Eleanore se sobressaltou, ficou parada por um momento de choque, a respiração acelerada, o coração batendo forte em seu peito, as batidas soando em seu ouvido feito tambores de guerra.
De repente, ela agiu, voltou correndo para o quarto, batendo a porta atrás de si. Foi direto para o mais longe possível da entrada. Segurou o encosto da cadeira, que ficava em frente à mesa elaborada, e testou seu peso, para saber se conseguiria arremessa-la contra qualquer ameaça. Não era pesada, ela conseguia levantar facilmente, então, iria servir como uma espécie de arma.
Seus braços tremiam e ela sentiu um frio intenso percorrer sua espinha. Era mesmo um castelo assombrado, os rumores eram verdadeiros. Será que os fantasmas iriam matá-la? O que será que acontecia quando fantasmas te matavam? Aquela coisa em chamas era um demônio? Aquele garoto flutuante era um espírito vingativo?
A porta se abriu repentinamente e Eleanore arremessou a cadeira instintivamente. Quem quer que estivesse ali, sumira, porque a cadeira passou reto e se espatifou no chão.
Segundos depois, a cabeça de uma garota surgiu em seu campo de visão. Assustada, Eleanore alcançou a lamparina em cima de mesinha de cabeceira, pronta para arremessa-la também, mas percebeu que aquela menina parecia uma pessoa normal.
– Ficou doida? Podia ter acertado em mim! – ralhou a garota.
– D-desculpa, é que eu... – Eleanore apertou com mais força a alça metálica da lamparina, sentindo-se ainda muito assustada. Poderia ter tido uma alucinação? Ou estaria sonhando? Ou talvez estivesse ficando louca?
A garota entrou no quarto, segurava uma bandeja e, sobre ela, estava uma tigela de cerâmica branca de onde saia a fumaça de uma comida quente. Ela cruzou o quarto, sem dar atenção para Eleanore, que continuava segurando a lamparina firmemente, e deixou a bandeja na mesa, onde estavam os livros.

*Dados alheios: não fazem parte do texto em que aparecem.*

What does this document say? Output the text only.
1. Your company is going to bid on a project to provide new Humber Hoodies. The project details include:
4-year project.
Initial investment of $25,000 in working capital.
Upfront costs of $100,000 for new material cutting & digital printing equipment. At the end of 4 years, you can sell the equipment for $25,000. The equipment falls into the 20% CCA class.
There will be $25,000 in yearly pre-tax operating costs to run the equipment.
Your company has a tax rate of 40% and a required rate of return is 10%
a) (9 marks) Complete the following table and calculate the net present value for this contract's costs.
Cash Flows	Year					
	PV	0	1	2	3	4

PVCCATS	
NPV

– Deveria comer. Estava dormindo há dois dias, deve estar com fome. Precisa de nutrientes.
Eleanore estava prestes a dizer algo, quando o ronco de sua barriga a cortou. Notou que sentiu uma fome selvagem ao sentir o cheiro agradável daquela sopa que, pelo aspecto, parecia ser de legumes. Ela estava faminta, mas ligeiramente insegura com tudo que tinha visto.
– Dois dias? Eu... Hum... Alguém procurou por mim?
Aquela garota que, até então, mantinha uma carranca em seu rosto, suavizou sua expressão, olhando para ela com uma solidariedade sutil, quase imperceptível.
– Ninguém conseguiria te encontrar aqui nem se quisesse.
Eleanore exalou o ar pesadamente, aliviada. A ideia de seu pai procurar por ela a amedrontava e a fazia estremecer. Se seu pai a achasse, provavelmente a chicotearia com seu cinto ou a bateria com um atiçador de lenha, deixaria várias marcas onde suas roupas poderiam esconder. Então, a entregaria para seu noivo, para que ele fizesse o que quisesse com ela.
O alívio dela pareceu espantar a garota.
– Não quer que ninguém te procure?
– Não. Na verdade, eu fugi.
Ela não perguntou o porquê e aquilo deixou Eleanore aliviada novamente, já que não estava muito disposta a contar sua história triste à uma estranha, mesmo que essa desconhecida tivesse lhe trazido uma sopa quente.
– Qual seu nome?
– Sou Eleanore VonBerge, muito prazer. – ela se apresentou com a educação que recebera.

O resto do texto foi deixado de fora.